Abstract
This paper explores the link between cultural behavioural traits, the potential effect of industrialisation and multiple domains of job satisfaction, utilising survey data collected from public and private service sector employees in Shillong, the capital city of Meghalaya in the North East Region (NER) of India. Results from ordered probit regressions demonstrate a statistically significant impact of both, extrinsic and intrinsic moderating factors on Indian employees' job satisfaction. In view of India's widely reported collectivistic cultural traits, which are assumed to emphasise primarily the importance of extrinsic job aspects, our findings are surprising. They suggest that in the wake of India's significant economic developments the impact of intrinsic job rewards has played ‘catch-up’ with that of their extrinsic counterparts. As such, the study provides evidence in support of embracing human resource management (HRM) practices that incentivise Indian employees not only through their traditional methods aimed at extrinsic job rewards but also by explicitly addressing individual ambitions, needs and aspirations.
Notes
1. Not unlike job satisfaction, researchers also point out that life satisfaction is influenced by salient values and that these values are learned through socialization in their culture (e.g., Diener and Diener Citation1995; Keith, Heal and Schalock Citation1996; Oishi, Diener, Lucas and Suh Citation1999).

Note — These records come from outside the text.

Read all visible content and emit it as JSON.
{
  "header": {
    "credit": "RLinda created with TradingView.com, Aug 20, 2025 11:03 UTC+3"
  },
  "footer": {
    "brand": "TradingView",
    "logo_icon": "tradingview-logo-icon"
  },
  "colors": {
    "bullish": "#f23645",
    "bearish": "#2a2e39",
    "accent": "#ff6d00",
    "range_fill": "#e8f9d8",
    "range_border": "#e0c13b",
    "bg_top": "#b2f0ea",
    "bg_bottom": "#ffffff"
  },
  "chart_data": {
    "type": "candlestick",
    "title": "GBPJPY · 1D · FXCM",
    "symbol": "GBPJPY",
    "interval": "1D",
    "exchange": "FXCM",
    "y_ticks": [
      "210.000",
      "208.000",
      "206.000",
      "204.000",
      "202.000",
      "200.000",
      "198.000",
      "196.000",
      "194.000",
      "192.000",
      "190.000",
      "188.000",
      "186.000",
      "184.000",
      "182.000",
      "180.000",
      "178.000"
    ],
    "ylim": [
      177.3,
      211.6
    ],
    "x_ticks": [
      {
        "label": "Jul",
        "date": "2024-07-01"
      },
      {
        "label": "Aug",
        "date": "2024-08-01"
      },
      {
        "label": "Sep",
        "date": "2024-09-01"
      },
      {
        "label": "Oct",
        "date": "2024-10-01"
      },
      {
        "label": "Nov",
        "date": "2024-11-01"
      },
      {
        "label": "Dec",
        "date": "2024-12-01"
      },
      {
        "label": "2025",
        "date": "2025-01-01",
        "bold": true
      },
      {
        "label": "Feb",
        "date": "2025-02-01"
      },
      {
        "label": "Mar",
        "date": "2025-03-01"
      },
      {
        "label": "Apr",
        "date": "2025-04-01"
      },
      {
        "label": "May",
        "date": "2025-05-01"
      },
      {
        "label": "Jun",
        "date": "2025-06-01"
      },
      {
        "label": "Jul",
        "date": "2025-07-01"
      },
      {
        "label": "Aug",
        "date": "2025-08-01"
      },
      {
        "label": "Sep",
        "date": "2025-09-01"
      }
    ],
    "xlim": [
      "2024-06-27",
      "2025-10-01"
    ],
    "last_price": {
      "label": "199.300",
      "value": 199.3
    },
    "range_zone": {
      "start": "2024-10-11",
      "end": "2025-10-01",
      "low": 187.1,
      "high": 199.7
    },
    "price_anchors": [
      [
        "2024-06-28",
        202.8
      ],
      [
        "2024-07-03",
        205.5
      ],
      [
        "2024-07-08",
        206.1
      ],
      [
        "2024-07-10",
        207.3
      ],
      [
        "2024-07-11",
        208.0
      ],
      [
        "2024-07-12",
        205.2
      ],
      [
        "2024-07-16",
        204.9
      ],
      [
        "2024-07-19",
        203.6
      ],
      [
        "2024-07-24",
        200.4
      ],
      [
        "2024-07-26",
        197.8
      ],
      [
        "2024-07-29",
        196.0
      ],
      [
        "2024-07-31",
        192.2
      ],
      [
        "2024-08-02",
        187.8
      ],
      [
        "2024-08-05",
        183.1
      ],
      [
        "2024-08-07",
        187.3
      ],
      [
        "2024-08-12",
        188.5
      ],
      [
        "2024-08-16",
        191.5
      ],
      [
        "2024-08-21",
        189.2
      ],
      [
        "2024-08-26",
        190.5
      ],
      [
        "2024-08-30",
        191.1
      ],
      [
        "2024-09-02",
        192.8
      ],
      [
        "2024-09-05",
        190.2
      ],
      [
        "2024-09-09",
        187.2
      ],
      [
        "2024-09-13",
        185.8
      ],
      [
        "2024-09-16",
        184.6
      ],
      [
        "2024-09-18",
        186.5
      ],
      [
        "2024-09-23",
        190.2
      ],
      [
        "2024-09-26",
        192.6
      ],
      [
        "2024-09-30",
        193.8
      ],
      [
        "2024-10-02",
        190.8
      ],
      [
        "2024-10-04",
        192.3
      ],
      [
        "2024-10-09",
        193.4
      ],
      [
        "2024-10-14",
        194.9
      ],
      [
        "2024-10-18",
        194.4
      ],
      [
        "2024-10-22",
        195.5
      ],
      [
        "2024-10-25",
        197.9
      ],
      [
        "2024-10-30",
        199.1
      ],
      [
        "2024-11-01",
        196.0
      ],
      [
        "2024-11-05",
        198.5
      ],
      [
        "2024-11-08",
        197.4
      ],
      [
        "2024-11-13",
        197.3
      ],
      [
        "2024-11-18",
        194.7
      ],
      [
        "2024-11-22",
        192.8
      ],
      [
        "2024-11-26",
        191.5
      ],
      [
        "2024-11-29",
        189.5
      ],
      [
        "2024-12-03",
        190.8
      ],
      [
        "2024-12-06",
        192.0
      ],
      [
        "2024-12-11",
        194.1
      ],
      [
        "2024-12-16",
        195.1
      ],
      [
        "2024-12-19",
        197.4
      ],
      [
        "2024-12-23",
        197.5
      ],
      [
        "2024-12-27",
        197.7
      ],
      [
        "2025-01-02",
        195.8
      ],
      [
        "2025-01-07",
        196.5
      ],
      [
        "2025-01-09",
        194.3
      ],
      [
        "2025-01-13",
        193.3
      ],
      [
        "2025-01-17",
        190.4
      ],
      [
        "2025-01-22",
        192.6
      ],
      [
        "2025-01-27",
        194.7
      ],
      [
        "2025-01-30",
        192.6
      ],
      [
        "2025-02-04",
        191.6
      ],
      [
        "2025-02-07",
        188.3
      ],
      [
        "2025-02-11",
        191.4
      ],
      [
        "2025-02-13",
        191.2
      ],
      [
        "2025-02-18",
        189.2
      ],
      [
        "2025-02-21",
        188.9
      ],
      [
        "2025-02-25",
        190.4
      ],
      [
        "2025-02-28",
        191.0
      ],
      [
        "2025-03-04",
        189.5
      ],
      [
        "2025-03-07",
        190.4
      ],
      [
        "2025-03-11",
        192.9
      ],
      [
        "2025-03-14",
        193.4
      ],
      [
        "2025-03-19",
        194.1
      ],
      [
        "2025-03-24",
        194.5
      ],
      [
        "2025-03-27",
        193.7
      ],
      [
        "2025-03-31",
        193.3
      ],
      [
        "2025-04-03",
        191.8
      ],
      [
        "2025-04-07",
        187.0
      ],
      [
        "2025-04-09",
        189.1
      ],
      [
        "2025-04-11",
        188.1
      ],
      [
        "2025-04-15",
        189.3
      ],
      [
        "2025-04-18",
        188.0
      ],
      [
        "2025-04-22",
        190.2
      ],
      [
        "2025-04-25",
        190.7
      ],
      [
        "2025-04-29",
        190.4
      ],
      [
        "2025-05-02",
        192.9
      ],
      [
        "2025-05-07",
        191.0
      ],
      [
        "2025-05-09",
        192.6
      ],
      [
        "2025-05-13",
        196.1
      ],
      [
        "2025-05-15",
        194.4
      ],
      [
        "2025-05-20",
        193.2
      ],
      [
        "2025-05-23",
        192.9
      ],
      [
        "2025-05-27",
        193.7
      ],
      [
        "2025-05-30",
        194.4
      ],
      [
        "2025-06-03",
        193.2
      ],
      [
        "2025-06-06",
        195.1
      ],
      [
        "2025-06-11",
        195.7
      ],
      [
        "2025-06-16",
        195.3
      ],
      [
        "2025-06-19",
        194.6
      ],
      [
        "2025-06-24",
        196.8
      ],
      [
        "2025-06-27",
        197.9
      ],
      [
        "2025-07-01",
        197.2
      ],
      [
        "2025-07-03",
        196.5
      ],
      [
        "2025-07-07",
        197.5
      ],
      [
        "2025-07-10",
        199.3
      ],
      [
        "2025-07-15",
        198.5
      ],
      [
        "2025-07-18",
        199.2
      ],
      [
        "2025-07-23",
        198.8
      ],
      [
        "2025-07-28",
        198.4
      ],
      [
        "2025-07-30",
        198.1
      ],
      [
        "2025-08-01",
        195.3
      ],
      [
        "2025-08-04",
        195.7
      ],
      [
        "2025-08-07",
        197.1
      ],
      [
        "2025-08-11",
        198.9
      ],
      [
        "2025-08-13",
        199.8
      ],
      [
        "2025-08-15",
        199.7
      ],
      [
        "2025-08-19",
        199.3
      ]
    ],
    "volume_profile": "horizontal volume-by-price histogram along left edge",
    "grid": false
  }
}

2. Interestingly, within the cultural self-expression domain, Fargher, Kesting, Lange and Pacheco (Citation2008) have recently shown that the influence of cultural values on job satisfaction in Eastern and Western Europe is seen primarily through the impact of interpersonal trust.
3. It should be noted, however, that the cultural explanation of economic phenomena survived in American Institutional Economics. Therefore, with only few exceptions (e.g., Bowles Citation1998) and until recently, the application of cultural explanations to economic phenomena was almost exclusively discussed by heterodox economic scholars (e.g., Redmond Citation2006; Cordes Citation2007).
4. Contrary to the assumption that there are different motivations at play when working for public vs. private sector organisations (e.g., Delfgaauw and Dur Citation2005), running our regressions separately for public and private sector employees did not display a markedly different pattern of statistically significant moderating factors.
5. Interestingly, such findings also have important implications for a country's economic policy. For example, the case for economic growth becomes less clear-cut and arguments in support of progressive income tax become stronger (e.g., Layard Citation2005).